Generally, when steel is heated to a temperature of Ac ₁ point or higher, fine ones of carbides are dissolved in austenite, and then cooled to a temperature of Ar ₁ point or lower to precipitate again as carbides. At that time, if it is possible to leave a certain amount of undissolved carbide at a point of Ac ₁ or higher, C dissolved in austenite will not generate pearlite when the temperature lowering rate to Ar ₁ or lower is slowed. Since undissolved carbides are deposited as nuclei, the spheroidization rate of the carbides after annealing is increased. Also, in this case, the number of undissolved carbides at Ac ₁ point or higher is reduced from that before annealing, and if the cooling rate is slow, new nucleation will not occur, so the number of carbides after annealing will be reduced from that before annealing. As a result, the distance between carbides becomes longer.
[0029]
However, the temperature range of Ac ₁ point or higher is a region where all of the carbides of steel are in solid solution in equilibrium. For this reason, in general annealing, it is difficult to leave a large amount of undissolved carbide at Ac ₁ or more. Eventually, the number of precipitation nuclei is insufficient, and C dissolved in austenite is precipitated as regenerated pearlite with a wide lamellar interval in the cooling process to Ar ₁ or less. As a result, the spheroidization rate of the carbide is extremely low, and a steel sheet having excellent stretch flangeability cannot be obtained.
The present invention is intended to realize a carbide dispersion form in which stretch flangeability is improved in the entire heat treatment process including a temperature raising process to a temperature of Ac ₁ point or higher.
[0030]
[Temperature increase rate to the first stage holding temperature]

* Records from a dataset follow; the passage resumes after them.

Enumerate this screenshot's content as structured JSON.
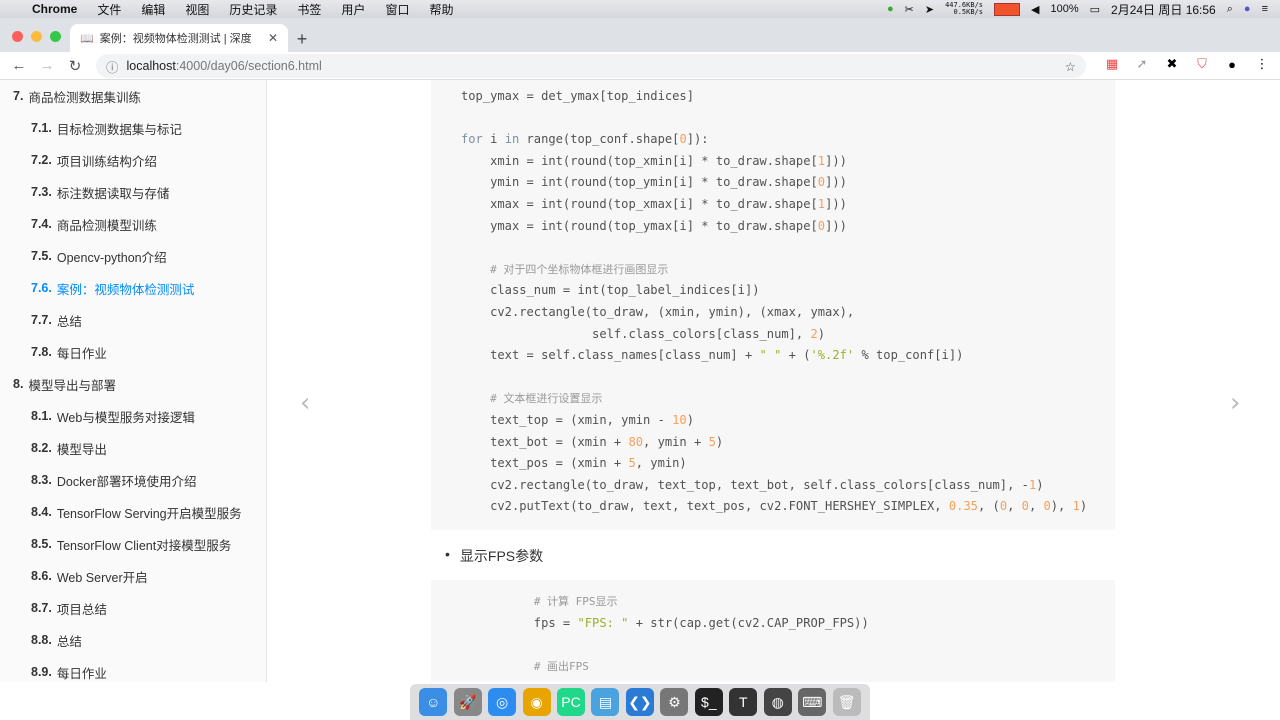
{
  "menubar": {
    "app": "Chrome",
    "items": [
      "文件",
      "编辑",
      "视图",
      "历史记录",
      "书签",
      "用户",
      "窗口",
      "帮助"
    ],
    "status": {
      "net_up": "447.6KB/s",
      "net_down": "0.5KB/s",
      "battery": "100%",
      "datetime": "2月24日 周日 16:56",
      "cpu_color": "#f0542a"
    }
  },
  "browser": {
    "tab_title": "案例：视频物体检测测试 | 深度",
    "url_host": "localhost",
    "url_path": ":4000/day06/section6.html",
    "accent": "#008cff"
  },
  "sidebar": {
    "items": [
      {
        "num": "7.",
        "label": "商品检测数据集训练",
        "level": 1
      },
      {
        "num": "7.1.",
        "label": "目标检测数据集与标记",
        "level": 2
      },
      {
        "num": "7.2.",
        "label": "项目训练结构介绍",
        "level": 2
      },
      {
        "num": "7.3.",
        "label": "标注数据读取与存储",
        "level": 2
      },
      {
        "num": "7.4.",
        "label": "商品检测模型训练",
        "level": 2
      },
      {
        "num": "7.5.",
        "label": "Opencv-python介绍",
        "level": 2
      },
      {
        "num": "7.6.",
        "label": "案例：视频物体检测测试",
        "level": 2,
        "active": true
      },
      {
        "num": "7.7.",
        "label": "总结",
        "level": 2
      },
      {
        "num": "7.8.",
        "label": "每日作业",
        "level": 2
      },
      {
        "num": "8.",
        "label": "模型导出与部署",
        "level": 1
      },
      {
        "num": "8.1.",
        "label": "Web与模型服务对接逻辑",
        "level": 2
      },
      {
        "num": "8.2.",
        "label": "模型导出",
        "level": 2
      },
      {
        "num": "8.3.",
        "label": "Docker部署环境使用介绍",
        "level": 2
      },
      {
        "num": "8.4.",
        "label": "TensorFlow Serving开启模型服务",
        "level": 2
      },
      {
        "num": "8.5.",
        "label": "TensorFlow Client对接模型服务",
        "level": 2
      },
      {
        "num": "8.6.",
        "label": "Web Server开启",
        "level": 2
      },
      {
        "num": "8.7.",
        "label": "项目总结",
        "level": 2
      },
      {
        "num": "8.8.",
        "label": "总结",
        "level": 2
      },
      {
        "num": "8.9.",
        "label": "每日作业",
        "level": 2
      }
    ]
  },
  "main": {
    "code1": [
      [
        [
          "",
          "top_ymax = det_ymax[top_indices]"
        ]
      ],
      [],
      [
        [
          "kw",
          "for"
        ],
        [
          "",
          " i "
        ],
        [
          "kw",
          "in"
        ],
        [
          "",
          " range(top_conf.shape["
        ],
        [
          "num",
          "0"
        ],
        [
          "",
          "]):"
        ]
      ],
      [
        [
          "",
          "    xmin = int(round(top_xmin[i] * to_draw.shape["
        ],
        [
          "num",
          "1"
        ],
        [
          "",
          "]))"
        ]
      ],
      [
        [
          "",
          "    ymin = int(round(top_ymin[i] * to_draw.shape["
        ],
        [
          "num",
          "0"
        ],
        [
          "",
          "]))"
        ]
      ],
      [
        [
          "",
          "    xmax = int(round(top_xmax[i] * to_draw.shape["
        ],
        [
          "num",
          "1"
        ],
        [
          "",
          "]))"
        ]
      ],
      [
        [
          "",
          "    ymax = int(round(top_ymax[i] * to_draw.shape["
        ],
        [
          "num",
          "0"
        ],
        [
          "",
          "]))"
        ]
      ],
      [],
      [
        [
          "",
          "    "
        ],
        [
          "com",
          "# 对于四个坐标物体框进行画图显示"
        ]
      ],
      [
        [
          "",
          "    class_num = int(top_label_indices[i])"
        ]
      ],
      [
        [
          "",
          "    cv2.rectangle(to_draw, (xmin, ymin), (xmax, ymax),"
        ]
      ],
      [
        [
          "",
          "                  self.class_colors[class_num], "
        ],
        [
          "num",
          "2"
        ],
        [
          "",
          ")"
        ]
      ],
      [
        [
          "",
          "    text = self.class_names[class_num] + "
        ],
        [
          "str",
          "\" \""
        ],
        [
          "",
          " + ("
        ],
        [
          "str",
          "'%.2f'"
        ],
        [
          "",
          " % top_conf[i])"
        ]
      ],
      [],
      [
        [
          "",
          "    "
        ],
        [
          "com",
          "# 文本框进行设置显示"
        ]
      ],
      [
        [
          "",
          "    text_top = (xmin, ymin - "
        ],
        [
          "num",
          "10"
        ],
        [
          "",
          ")"
        ]
      ],
      [
        [
          "",
          "    text_bot = (xmin + "
        ],
        [
          "num",
          "80"
        ],
        [
          "",
          ", ymin + "
        ],
        [
          "num",
          "5"
        ],
        [
          "",
          ")"
        ]
      ],
      [
        [
          "",
          "    text_pos = (xmin + "
        ],
        [
          "num",
          "5"
        ],
        [
          "",
          ", ymin)"
        ]
      ],
      [
        [
          "",
          "    cv2.rectangle(to_draw, text_top, text_bot, self.class_colors[class_num], -"
        ],
        [
          "num",
          "1"
        ],
        [
          "",
          ")"
        ]
      ],
      [
        [
          "",
          "    cv2.putText(to_draw, text, text_pos, cv2.FONT_HERSHEY_SIMPLEX, "
        ],
        [
          "num",
          "0.35"
        ],
        [
          "",
          ", ("
        ],
        [
          "num",
          "0"
        ],
        [
          "",
          ", "
        ],
        [
          "num",
          "0"
        ],
        [
          "",
          ", "
        ],
        [
          "num",
          "0"
        ],
        [
          "",
          "), "
        ],
        [
          "num",
          "1"
        ],
        [
          "",
          ")"
        ]
      ]
    ],
    "bullet": "显示FPS参数",
    "code2": [
      [
        [
          "",
          "          "
        ],
        [
          "com",
          "# 计算 FPS显示"
        ]
      ],
      [
        [
          "",
          "          fps = "
        ],
        [
          "str",
          "\"FPS: \""
        ],
        [
          "",
          " + str(cap.get(cv2.CAP_PROP_FPS))"
        ]
      ],
      [],
      [
        [
          "",
          "          "
        ],
        [
          "com",
          "# 画出FPS"
        ]
      ]
    ]
  },
  "dock": {
    "apps": [
      "finder",
      "launchpad",
      "safari",
      "chrome",
      "pycharm",
      "preview",
      "vscode",
      "system-preferences",
      "terminal",
      "typora",
      "obs",
      "keyboard-viewer",
      "trash"
    ]
  }
}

In the present invention, in the temperature raising process, the rate of temperature rise from 650 ° C. until reaching the first stage holding temperature of Ac ₁ point or higher is controlled to 5 to 80 ° C./h. By slowing the heating rate in this way, the pearlite generated by hot rolling is divided in the heating process, and the particle size of the carbide is relatively fine, but the surface area per unit area of the carbide decreases because the spheroidization proceeds. . As a result, in the subsequent heating and holding process of the first stage, the carbide / austenite interface area decreases, the solid solution of the carbide can be delayed, and the undissolved carbide can be left appropriately. While the temperature has not yet reached 650 ° C during the temperature raising process, even if the temperature raising rate is slowed down, the hot-rolled pearlite does not divide or spheroidize much. Therefore, the temperature increase rate in the temperature range of 650 ° C. or higher is controlled. However, even if the rate of temperature rise is slower than 5 ° C./h, the effect obtained is small and there is no industrial merit. In addition, when the temperature rising rate exceeds 80 ° C./h, the spheroidization of the carbide does not proceed sufficiently.
[0031]
[First stage heating and holding]
The purpose of the first stage of heating and holding is to keep the steel sheet at a temperature of Ac ₁ point or more, to dissolve / disappear fine carbides in the austenitized portion and to leave relatively large spherical carbides undissolved, And when ferrite exists, it is Ostwald growth of the carbide of the part. That is, it is a process of determining the number and dispersion state of undissolved carbides that should become the nuclei of carbide precipitation in the subsequent second stage heating and holding. If the holding temperature is less than Ac ₁ point, austenite is not generated. On the other hand, when the temperature exceeds Ac ₁ + 100 ° C., even if the carbides are spheroidized by controlling the heating rate, many of them are dissolved / disappeared in the austenite, and the number of undissolved carbides becomes too small. Or disappear. Then, regenerated pearlite is generated in the cooling process to the second stage holding temperature, and a high carbide spheroidization ratio and a large average carbide particle size sufficient to sufficiently improve stretch flangeability cannot be realized. If the heating and holding time is less than 0.5 hours, the solid carbide is not sufficiently dissolved in the austenite, and if the heating is continued for more than 20 hours, the number of undissolved carbides decreases too much because it approaches an equilibrium state. Accordingly, in the first stage heating and holding process, the temperature is held in the temperature range of Ac ₁ to Ac ₁ + 100 ° C. for 0.5 to 20 hours.
[0032]
[Temperature drop rate from the first stage holding temperature to the second stage holding temperature]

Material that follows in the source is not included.